Question

Two solid cylinders P and Q of same mass and same radius start rolling down a fixed inclined plane from the same height at the same time. Cylinder P has most of its mass concentrated near its surface, while Q has most of its mass concentrated near the axis. Which statement(s) is (are) correct?

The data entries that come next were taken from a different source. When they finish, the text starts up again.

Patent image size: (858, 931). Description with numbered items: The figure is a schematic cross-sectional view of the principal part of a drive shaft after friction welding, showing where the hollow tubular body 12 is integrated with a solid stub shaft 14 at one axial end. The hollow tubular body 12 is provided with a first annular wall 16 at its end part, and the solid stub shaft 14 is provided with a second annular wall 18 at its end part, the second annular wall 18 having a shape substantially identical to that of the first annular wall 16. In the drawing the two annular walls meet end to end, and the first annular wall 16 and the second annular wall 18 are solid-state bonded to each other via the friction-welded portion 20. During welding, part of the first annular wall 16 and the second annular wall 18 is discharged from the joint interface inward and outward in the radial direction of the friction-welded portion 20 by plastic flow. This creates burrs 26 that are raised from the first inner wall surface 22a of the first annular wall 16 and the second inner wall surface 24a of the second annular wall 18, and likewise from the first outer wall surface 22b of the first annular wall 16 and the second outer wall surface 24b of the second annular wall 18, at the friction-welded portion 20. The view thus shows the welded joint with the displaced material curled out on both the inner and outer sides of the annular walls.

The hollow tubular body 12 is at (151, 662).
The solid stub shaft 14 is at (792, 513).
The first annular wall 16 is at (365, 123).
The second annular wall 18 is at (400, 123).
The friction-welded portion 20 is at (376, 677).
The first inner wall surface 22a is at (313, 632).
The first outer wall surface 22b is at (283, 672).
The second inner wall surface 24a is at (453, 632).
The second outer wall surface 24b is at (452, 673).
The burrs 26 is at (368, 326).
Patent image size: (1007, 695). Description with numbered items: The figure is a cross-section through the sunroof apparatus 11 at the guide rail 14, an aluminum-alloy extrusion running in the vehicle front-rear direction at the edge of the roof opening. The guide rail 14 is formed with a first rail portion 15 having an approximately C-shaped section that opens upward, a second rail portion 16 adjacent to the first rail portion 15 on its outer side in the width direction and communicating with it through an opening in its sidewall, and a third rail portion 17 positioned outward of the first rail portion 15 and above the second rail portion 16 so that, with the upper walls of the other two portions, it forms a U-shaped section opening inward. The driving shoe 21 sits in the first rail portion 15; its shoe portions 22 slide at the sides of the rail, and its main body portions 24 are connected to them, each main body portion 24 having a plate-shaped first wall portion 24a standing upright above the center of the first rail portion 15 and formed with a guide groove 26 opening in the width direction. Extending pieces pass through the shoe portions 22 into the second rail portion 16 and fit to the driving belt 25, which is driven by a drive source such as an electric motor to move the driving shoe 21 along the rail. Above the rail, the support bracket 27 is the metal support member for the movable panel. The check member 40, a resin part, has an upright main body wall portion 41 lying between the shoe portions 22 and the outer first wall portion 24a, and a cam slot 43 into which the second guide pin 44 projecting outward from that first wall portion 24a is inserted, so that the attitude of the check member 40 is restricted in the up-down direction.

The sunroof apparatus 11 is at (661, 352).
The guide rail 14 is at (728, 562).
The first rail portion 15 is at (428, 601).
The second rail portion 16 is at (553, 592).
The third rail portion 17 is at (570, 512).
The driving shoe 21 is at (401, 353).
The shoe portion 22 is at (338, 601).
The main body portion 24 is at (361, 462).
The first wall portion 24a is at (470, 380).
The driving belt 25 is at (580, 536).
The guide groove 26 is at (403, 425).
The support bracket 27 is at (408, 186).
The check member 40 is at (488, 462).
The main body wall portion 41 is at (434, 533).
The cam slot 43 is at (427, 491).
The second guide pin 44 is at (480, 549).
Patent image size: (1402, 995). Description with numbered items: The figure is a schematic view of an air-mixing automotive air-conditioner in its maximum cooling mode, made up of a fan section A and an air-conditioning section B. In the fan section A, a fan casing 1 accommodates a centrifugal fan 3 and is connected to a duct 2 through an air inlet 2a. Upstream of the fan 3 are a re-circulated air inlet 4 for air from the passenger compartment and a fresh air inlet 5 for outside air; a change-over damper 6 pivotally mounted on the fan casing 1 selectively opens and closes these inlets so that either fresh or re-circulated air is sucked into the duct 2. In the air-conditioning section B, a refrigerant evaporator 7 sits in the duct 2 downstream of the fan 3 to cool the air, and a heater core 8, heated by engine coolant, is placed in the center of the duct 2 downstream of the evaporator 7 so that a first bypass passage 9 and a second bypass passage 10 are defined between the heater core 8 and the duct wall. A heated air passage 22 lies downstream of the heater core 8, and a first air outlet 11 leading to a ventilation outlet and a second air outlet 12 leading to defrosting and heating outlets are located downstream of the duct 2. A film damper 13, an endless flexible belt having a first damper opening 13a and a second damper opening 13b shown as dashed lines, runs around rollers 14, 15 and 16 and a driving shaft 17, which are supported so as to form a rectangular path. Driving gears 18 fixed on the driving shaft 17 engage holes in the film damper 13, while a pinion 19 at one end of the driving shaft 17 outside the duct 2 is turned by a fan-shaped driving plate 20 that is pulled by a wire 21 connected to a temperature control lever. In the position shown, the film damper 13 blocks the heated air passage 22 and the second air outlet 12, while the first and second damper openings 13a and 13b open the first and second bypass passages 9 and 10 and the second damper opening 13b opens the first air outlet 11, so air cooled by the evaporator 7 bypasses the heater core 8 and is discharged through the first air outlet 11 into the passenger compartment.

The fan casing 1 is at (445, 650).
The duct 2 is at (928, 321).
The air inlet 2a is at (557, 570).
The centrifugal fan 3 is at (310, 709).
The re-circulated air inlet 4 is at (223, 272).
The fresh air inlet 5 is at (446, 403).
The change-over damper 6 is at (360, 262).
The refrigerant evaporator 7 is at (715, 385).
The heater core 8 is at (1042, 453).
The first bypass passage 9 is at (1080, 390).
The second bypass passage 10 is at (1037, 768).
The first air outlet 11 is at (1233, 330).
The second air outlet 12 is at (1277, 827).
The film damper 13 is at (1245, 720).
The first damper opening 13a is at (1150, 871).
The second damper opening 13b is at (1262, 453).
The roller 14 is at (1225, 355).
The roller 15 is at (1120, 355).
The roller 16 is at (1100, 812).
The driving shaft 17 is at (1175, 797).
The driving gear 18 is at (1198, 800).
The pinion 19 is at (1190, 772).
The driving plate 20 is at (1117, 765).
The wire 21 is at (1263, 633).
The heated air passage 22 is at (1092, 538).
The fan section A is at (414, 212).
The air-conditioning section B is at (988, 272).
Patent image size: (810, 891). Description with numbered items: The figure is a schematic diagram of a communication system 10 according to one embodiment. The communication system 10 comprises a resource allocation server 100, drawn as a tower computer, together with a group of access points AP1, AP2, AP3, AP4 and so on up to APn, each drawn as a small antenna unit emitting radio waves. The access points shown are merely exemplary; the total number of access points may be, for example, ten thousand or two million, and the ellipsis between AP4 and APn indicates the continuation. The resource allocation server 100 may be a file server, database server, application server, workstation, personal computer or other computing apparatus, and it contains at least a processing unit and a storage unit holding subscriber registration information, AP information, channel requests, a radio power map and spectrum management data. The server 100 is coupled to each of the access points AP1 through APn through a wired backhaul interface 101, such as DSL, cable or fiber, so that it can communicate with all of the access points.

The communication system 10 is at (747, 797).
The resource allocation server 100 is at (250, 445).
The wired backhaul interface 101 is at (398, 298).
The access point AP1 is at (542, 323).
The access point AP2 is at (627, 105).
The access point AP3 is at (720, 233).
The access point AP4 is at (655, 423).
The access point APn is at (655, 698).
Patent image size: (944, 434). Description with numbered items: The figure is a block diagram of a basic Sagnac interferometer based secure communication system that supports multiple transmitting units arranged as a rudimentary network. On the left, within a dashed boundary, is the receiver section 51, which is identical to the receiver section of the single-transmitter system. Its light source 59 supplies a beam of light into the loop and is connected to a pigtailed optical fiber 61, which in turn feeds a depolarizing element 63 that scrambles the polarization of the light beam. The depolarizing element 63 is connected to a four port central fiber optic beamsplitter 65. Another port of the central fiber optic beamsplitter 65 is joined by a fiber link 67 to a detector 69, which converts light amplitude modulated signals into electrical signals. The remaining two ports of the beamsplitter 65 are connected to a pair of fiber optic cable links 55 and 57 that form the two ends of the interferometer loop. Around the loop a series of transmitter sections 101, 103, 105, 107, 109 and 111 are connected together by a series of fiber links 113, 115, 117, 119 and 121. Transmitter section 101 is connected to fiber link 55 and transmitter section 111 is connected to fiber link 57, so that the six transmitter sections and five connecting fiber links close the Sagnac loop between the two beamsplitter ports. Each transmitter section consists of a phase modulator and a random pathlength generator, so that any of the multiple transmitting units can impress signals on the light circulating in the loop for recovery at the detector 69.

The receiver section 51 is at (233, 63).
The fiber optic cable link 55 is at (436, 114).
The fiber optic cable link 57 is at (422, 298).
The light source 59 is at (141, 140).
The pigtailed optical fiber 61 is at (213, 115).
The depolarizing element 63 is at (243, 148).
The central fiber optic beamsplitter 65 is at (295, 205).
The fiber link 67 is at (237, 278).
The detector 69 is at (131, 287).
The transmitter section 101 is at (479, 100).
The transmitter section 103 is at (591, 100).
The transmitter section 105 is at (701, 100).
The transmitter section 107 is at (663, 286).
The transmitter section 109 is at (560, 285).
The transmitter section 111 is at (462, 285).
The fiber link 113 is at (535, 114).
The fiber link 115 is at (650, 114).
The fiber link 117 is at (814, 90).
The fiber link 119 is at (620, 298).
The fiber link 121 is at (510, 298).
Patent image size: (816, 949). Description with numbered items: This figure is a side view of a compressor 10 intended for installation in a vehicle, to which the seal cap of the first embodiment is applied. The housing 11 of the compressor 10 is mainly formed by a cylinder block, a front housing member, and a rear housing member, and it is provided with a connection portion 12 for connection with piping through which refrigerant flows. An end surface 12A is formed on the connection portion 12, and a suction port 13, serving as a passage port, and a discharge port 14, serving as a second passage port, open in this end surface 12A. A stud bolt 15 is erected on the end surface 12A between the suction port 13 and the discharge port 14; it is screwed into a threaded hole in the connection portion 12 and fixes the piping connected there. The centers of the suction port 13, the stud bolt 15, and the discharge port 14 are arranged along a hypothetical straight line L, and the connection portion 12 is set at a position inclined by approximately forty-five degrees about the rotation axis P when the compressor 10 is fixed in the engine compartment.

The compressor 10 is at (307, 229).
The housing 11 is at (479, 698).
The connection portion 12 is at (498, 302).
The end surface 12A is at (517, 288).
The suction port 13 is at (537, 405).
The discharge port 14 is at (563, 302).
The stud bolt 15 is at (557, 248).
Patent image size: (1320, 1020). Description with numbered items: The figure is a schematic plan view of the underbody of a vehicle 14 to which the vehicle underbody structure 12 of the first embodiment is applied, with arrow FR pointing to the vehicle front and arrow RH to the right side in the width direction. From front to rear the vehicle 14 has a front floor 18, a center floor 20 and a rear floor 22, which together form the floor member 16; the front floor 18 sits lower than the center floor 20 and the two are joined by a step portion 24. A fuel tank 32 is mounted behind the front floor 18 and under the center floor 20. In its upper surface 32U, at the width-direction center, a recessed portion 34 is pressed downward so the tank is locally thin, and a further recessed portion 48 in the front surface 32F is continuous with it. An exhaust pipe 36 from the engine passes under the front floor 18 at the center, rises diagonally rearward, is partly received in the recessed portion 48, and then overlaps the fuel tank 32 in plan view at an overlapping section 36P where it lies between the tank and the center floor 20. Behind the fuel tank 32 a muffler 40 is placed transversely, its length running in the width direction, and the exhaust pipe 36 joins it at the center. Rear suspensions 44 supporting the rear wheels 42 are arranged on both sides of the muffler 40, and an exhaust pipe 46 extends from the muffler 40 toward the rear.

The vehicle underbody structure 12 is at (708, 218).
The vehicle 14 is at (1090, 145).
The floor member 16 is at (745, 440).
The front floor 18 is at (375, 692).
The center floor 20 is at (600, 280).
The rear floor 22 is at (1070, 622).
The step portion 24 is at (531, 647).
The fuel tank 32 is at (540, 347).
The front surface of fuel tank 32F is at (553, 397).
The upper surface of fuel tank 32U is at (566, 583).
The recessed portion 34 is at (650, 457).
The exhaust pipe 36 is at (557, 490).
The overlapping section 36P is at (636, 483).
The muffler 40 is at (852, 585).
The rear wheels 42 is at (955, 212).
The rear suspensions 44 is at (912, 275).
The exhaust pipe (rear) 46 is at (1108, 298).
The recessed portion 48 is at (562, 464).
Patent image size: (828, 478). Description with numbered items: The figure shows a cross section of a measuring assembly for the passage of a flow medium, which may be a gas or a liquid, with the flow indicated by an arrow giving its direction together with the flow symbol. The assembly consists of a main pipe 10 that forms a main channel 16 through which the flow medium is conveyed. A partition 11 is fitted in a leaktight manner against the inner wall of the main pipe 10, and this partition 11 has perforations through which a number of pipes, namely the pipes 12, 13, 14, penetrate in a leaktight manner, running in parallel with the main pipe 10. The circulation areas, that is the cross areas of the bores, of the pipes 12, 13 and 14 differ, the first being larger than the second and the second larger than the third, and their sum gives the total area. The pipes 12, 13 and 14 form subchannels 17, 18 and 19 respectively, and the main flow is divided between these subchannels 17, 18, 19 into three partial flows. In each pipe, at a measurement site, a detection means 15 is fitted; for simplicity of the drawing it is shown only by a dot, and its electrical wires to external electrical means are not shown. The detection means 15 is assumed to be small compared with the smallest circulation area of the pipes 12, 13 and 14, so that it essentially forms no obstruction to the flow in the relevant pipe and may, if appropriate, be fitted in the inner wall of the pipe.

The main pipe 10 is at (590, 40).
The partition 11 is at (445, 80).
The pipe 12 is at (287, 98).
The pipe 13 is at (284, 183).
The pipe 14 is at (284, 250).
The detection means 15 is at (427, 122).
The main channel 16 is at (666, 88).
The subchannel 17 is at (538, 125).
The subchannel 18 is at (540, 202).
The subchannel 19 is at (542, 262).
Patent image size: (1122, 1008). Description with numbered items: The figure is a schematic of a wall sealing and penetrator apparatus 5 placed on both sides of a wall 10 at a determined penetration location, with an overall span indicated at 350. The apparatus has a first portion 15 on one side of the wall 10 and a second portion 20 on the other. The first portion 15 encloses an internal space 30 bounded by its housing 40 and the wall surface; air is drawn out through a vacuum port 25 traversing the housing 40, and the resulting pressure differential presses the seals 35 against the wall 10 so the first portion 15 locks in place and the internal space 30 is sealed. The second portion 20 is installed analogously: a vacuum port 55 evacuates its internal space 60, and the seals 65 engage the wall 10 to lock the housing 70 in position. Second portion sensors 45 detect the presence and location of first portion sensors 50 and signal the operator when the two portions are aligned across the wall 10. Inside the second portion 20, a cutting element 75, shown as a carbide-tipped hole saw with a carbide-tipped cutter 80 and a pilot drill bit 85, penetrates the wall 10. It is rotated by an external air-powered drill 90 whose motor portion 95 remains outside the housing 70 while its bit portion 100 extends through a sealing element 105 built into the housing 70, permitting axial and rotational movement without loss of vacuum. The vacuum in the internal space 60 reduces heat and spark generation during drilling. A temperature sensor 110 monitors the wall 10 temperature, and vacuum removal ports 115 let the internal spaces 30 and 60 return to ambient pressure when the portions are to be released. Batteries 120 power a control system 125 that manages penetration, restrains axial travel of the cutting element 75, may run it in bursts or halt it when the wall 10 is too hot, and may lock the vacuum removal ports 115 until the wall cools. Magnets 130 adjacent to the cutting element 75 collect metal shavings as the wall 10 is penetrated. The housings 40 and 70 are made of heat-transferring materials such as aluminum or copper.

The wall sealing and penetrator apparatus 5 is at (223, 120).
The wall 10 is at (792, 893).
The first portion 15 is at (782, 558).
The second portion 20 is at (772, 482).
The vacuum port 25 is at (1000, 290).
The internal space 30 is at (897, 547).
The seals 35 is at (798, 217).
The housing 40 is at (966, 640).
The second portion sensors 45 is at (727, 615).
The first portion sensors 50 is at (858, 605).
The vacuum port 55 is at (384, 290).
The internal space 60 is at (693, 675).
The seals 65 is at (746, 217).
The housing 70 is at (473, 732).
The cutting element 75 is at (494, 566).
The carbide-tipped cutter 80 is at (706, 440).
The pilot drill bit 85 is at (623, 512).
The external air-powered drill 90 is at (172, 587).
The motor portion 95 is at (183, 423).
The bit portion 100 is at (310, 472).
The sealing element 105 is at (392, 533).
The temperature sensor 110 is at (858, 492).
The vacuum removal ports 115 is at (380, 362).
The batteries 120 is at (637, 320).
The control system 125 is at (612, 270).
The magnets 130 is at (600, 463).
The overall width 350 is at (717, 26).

A. Both cylinders P and Q reach ground at the same time.
B. Cylinder P has larger linear acceleration than cylinder Q.
C. Both cylinders reach ground with the same translational kinetic energy.
D. Cylinder Q reaches the ground with larger angular speed.

Answer 1

Hint: First, we need to know which cylinder has greater moment of inertia based on the given mass distribution. Then using expressions relating the moment of inertia with the linear acceleration of the centre of mass of a cylinder rolling down an inclined plane, we can compare the linear accelerations of two cylinders. From this, we can further compare velocities of cylinders.
Formula used:
The formula for moment of inertia is
$I = m{r^2}$
For a cylinder which is rolling down an inclined plane, the acceleration of its centre of mass is given as
${a_c} = \dfrac{{g\sin \theta }}{I}\left( {1 + M{R^2}} \right)$
Kinetic energy is given as
$K = \dfrac{1}{2}m{v^2}$
The relation between linear velocity and the angular velocity is given as
$v = r\omega $

Complete answer:
We are given that two solid cylinders P and Q of same mass and same radius. Cylinder P has most of its mass concentrated near its surface, while Q has most of its mass concentrated near the axis. This means that the distribution of mass is different for two cylinders due to which we need to take the moment of inertia of the cylinders into consideration. As we know that moment of inertia is given as
$I = m{r^2}$
Here m is the mass of the object while r represents the distance of this mass from the axis of rotation. Since the axis of rotation of a cylinder is a line passing through the centre, this means that moment of inertia of cylinder P is greater than that of cylinder Q since r is large in case of cylinder P.
${I_P} > {I_Q}$
Now we know the expression for the linear acceleration of the centre of mass of a cylinder which is rolling down an inclined plane. For the two cylinders we can write the expressions in the following way.
$
  {a_{cP}} = \dfrac{{g\sin \theta }}{{{I_P}}}\left( {1 + M{R^2}} \right) \\
  {a_{cQ}} = \dfrac{{g\sin \theta }}{{{I_Q}}}\left( {1 + M{R^2}} \right) \\
 $
Therefore, linear acceleration is inversely proportional to the moment of inertia, so ${a_{cP}} < {a_{cQ}}$.
Now if acceleration of P is less than that of Q, then velocity of P will also be less than Q.
${v_P} < {v_Q}$
Different velocities mean that the cylinder Q will reach the round first.
Since translational kinetic energy is given as
$
  {K_P} = \dfrac{1}{2}mv_P^2 \\
  {K_Q} = \dfrac{1}{2}mv_Q^2 \\
 $
Therefore, ${K_P} < {K_Q}$
Similarly, we know the relation between the linear velocity and the angular velocity which is given as
$
  {v_P} = r{\omega _P} \\
  {v_Q} = r{\omega _Q} \\
 $
Therefore, ${\omega _P} < {\omega _Q}$

So,the correct answer is Option D.

Note:
Since the cylinders are rolling down the inclined plane, there is no friction between the surface and the cylinders. The total kinetic energy which is the sum of the translational and the rotational kinetic energy will remain the same.